Got it out? Good. Get it on the bench (or in my case the top of the Leslie) then and we can take a look
Take off the power section to reveal the mechanics (4 bolts from memory). This will reveal the state of the O ring.
If you have gotten this far then replace the O ring, why wouldn’t you
Now that you have the motor in your hand you need to ask yourself when it was last oiled. If the answer starts with a 19 then you are in a good place to save this from extinction and get it greased up. Below is a diagram of the motor and where to oil (lifted from http://www.hammondb3organ.net/ a great site go visit!)
Basically there are a couple of easy places to oil and a couple of less easy places. For the easy places just get cracking:
For the difficult places in stead of stripping everything down what I did was ran some oil down the shaft of a screwdriver into the oiling point.
Removing the horn and driver, oiling and generally getting all the muck out is a pretty simple task too. In the case of oiling you actually get the “oil here” advice for once! Just removing the bolts, dropping the driver down and pulling the horn up through the top. There’s some jiggling to be done here and it makes your arms ache in places but it’s simple enough stuff. Once out give it a clean:
The last thing to do before we put it all back together again is to replace the idler bearing. Well, this was interesting. The replacement bearing was smaller than the piece I took off and I had a head scratcher for a while until I relealised that the replacement actually went inside of the main part
There’s a few ways to replace this part and I’ll tell you how *I* did it, other and better ways are available. I went to my friends workshop and pushed the centre out using a punch and slow compression of a vice. I’ve been advised that heating up the outside may also help it come out more easily too. Re-fitting the new one is the reverse or removal and that’s it, we are done.

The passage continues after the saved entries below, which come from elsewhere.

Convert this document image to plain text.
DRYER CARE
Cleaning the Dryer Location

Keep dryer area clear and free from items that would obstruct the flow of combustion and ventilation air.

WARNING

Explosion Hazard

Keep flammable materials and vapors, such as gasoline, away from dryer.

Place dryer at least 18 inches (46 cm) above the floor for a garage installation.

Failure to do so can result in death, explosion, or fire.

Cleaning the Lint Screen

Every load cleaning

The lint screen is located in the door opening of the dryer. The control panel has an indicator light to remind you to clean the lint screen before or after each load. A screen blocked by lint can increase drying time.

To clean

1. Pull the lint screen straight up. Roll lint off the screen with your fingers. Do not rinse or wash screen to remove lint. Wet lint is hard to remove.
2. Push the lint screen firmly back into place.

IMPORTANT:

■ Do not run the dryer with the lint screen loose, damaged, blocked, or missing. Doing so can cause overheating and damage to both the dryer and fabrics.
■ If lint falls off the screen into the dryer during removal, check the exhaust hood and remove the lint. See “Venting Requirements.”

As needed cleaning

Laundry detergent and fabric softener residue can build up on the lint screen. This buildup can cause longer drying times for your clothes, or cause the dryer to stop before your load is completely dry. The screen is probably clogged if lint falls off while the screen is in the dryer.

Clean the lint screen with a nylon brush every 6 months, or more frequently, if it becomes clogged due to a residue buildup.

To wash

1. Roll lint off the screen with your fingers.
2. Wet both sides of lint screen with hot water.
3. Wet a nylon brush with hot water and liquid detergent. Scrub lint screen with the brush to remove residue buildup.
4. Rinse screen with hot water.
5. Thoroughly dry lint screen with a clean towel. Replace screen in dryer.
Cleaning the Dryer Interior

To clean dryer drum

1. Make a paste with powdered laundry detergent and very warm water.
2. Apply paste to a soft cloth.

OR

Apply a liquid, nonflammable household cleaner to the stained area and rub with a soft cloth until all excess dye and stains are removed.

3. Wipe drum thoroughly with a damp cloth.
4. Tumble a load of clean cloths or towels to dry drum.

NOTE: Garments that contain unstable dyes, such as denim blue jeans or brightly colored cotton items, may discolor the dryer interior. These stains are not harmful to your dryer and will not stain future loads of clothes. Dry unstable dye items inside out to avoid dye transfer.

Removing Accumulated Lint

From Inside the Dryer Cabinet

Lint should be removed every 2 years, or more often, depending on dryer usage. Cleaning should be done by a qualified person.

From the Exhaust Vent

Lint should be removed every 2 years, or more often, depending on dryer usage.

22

Hopefully you have kept track of the order of things here, to be honest you can do the motor then replace it, do the horn then replace it and then the idler and in that sense you don’t have too many bits lying around at the same time do you? Less to forget where to put it.
You should have by the end of this process a nice and quiet, non slippy top rotor…
Anything I have missed? I’m doing this as a public service from memory as I was directly messaged about it recently. Ah yes, the bottom bit. No problem. Well, some problem as it turned out. I’ll do a separate post for the bottom rotor and maybe even one about the light ‘upgrade’ that I put into all of my Leslies to make them more a part of the stage show.